By Richard Vedder
My previous articles have dealt with some of the details of higher education, such as the pay of college presidents, or college dropout rates. I want, however, to return to first principles today. Why does government so heavily finance higher education, not only in America but globally?
I hear two major arguments for such funding. First, higher education is allegedly a "public good", meaning some of the benefits accrue to the broader society --not just current users of its services (primarily students). Second, we have a national egalitarian tradition, one that argues that any American, no matter how poor, can rise up the economic and social ladder to success. Education is an important means to achieving that end.
The first argument suggests that universities have what economists call "positive externalities" or spillover effects. For example, the knowledge gained through education allegedly makes us more discerning citizens, more likely to elect level-headed leaders and not charlatans. The advance in higher forms of literacy facilitates communication, making markets function better. Tolerance learned in the course of advanced study ultimately reduces divisiveness, rancor, and arguably civil uprisings. Those subscribing to this view argue that since some of the gains of higher education accrue to the broader populace, it should subsidize it --via appropriations for universities, grants for students, etc.

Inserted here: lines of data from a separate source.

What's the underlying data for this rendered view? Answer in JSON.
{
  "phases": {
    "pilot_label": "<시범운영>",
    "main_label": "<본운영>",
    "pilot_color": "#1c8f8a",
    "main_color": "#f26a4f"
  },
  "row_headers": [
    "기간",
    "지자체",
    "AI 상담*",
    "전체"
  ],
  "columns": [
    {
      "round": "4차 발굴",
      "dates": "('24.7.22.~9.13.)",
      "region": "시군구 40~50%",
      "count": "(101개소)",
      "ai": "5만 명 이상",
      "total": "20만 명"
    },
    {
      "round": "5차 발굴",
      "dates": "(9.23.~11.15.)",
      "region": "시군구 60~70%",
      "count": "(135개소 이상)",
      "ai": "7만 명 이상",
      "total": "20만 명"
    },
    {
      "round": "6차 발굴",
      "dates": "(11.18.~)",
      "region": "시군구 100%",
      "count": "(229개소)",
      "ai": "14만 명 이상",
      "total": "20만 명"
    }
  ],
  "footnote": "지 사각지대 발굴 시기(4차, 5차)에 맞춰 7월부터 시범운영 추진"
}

Yet maybe college has "negative externalites" as well. For example, maybe the celebration of multi-culturalisim in universities has reduced social cohesiveness that binds diverse persons together in a nation. Maybe universities preach a moral relativism that ultimately leads to more crime, greater corruption, etc. Maybe universities promote sin more than virtue, ideology more than knowledge. Maybe the taxes used to finance government support have severe disincentive effects on private activity, and that the "crowding out" of such activity by universities lowers GDP since private market activity in general is more efficiently generated than that at our largely not-for-profit universities.
It is very difficult to measure externatlities or spillover effects. The limited work that I have done in the area, however, leads me to believe that the negative externalities may well exceed the positive ones. For example, states that spend more on higher education, other things equal, tend to have lower rates of economic growth. People do not flock to higher education-intensive areas because of their alleged higher quality of life (the reverse is closer to the truth). If the negative externalities dominate, not only should we stop subsidizing higher education, but probably we should tax it (a point made to me first by Milton Friedman in an e-mail).
What about providing equal opportunity? It is true college grads earn more than high school ones, and access to higher education is usually important in earning sizable incomes. Yet even here the evidence is somewhat disturbing. We do not see, for example, markedly higher levels of higher educational participation in states that spend a lot more on their universities. For every dollar in added state appropriations per student to universities, the vast majority of the money goes for higher college spending -- not lower tuition charges than otherwise would exist. In short, there is very little positve (maybe, no) association between actual spending on higher ed by state governments and the incidence of college graduates. Similarly, the explosion in the federal student loan program since 1980 has been accompanied by a slowing down in the historic rise in college attendance and graduation.
Hence, there are legitimate reasons to be skeptical of the impact of increased federal and state involvement in higher education. Indeed, I applaud the trend for government higher education spending to fall relative to private spending. We are partly privatizing higher education at the state level as governmenting spending has become a reduced share of state university revenues. The HEE (Higher Education Establishment) decries this trend; I applaud it. CCAP will be researching this whole area more in the week and months ahead.